Пребывание наше в Крыму было сказкой. Дуван, подаривший эту санаторию Императрице, делал все возможное, чтоб развлечь и успокоить своих гостей. После спектаклей мы ездили к нему в имение, катались под парусом по лазурным волнам Черного моря, ночью всей царскосельской компанией ездили в bau Rivage («Бури-ваш» по местному произношению), где нас ждали традиционные чебуреки, забывая все на свете — и настоящее, и будущее. Пока, наконец, я получил неожиданную телеграмму из Питера: «Приезжайте немедленно, — писала Мария Николаевна, — папа при смерти».
Я бросил лечение — оставалось еще несколько грязевых сеансов — и мы помчались обратно. Подвод не было, нам грозило бесполезное пребывание на почтовой станции, но в эту минуту к крыльцу подкатило роскошное ландо — Паша Богуславский, племянник Николая Аристарховича, с женою, уже инженер, начальник дистанции. Мы с восторгом приняли его предложение и поспели как раз к экспрессу.
Отца я застал уже в последние минуты, окруженного всеми близкими. Все братья, кроме Володи, находившегося в плену, и Коли, который уже занял свой пост в Лондоне, явились с фронта. Он еще узнавал нас, хотя говорил с трудом и вскоре закрыл глаза. Последние его слова были: «Мир в Петрограде, мир в Берлине»… Его похоронили в Сергиевой пустыни рядом с мамой согласно завещанию. В Царском я встретил Боткина.
— Удивительно, — говорил он, осмотрев меня, — ваше сердце неузнаваемо! Оно функционирует превосходно, вы можете ехать, куда угодно!
Я пошел прощаться к Императрице. Она благословила меня маленьким серебряным образком Св. Георгия Победоносца и молитвенником, как всех своих пациентов, дала также каждому по пакету с бельем. Княжон я уже не видал. Шах-Багов снова поправился, но его устроили начальником санитарного поезда, который ходил с фронта прямо в Сибирь и обратно, не заходя в Питер. Князь Геловани уехал начальником санатории в Евпаторию, Мелик Адамов оставался еще там на грязях, там же мы распрощались с Лепехами и Таскевичами. В лазарете Ее Величества уже осталось мало знакомых лиц.

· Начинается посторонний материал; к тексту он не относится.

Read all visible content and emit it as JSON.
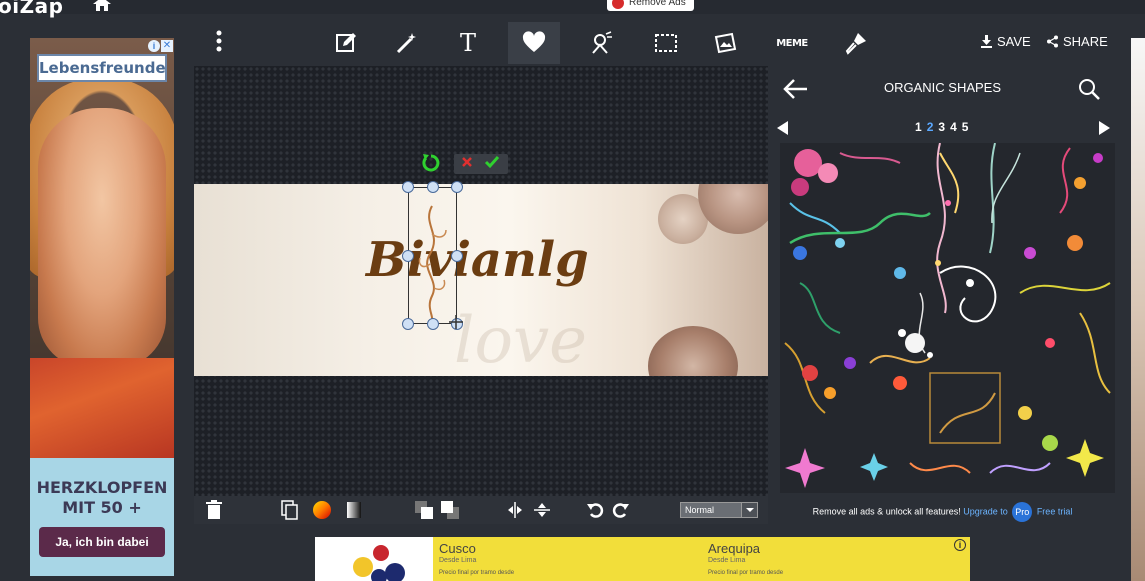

За последние дни передо мною промелькнули почти все близкие, родные; так как все были на похоронах у папочки. Из незнакомых особенно врезались мне в память молодой моряк со старушкой-матерью: «Панаев 4-й! — произнес он, представляясь. — Последний…» Его братья, ахтырские гусары, все пали смертью храбрых. Я знал старшего: это был чудный юноша, чистый, как девица, и благородный, как лев…
Сережа уже командовал артиллерией армии, Мишуша был начальником артиллерии корпуса. Семьи их и Володи жили в столице, летом — в Гатчине, все часто собирались у Марии Николаевны, где проводил отпуск Тима, уже командир батареи во 2-ой бригаде. Алечку я оставил под крылышком у Махочки, там я был спокоен за нее. Накануне отъезда нам не спалось всю ночь, я все время прислушивался к ее сдержанным рыданиям и уехал на фронт с подорванными нервами.
На дебаркадере слышались крики:
— Проклятые… проклятые! За вас еду умирать, — кричал вдребезги пьяный пехотный ундер. — Оставайтесь, буржуи проклятые, еду умиррррать!..
Командовать отдельным дивизионом — это уже не то, что я пережил со своей родной горной батареей… Теперь я ехал в 4-й Отдельный полевой тяжелый дивизион, стоявший в Могилеве-Подольском. Но там меня ждало все новое: офицеры, солдаты, даже незнакомые орудия Виккерса калибра 105 морского типа на импровизированных лафетах с огромными колесами, напоминавшими колесницы фараона.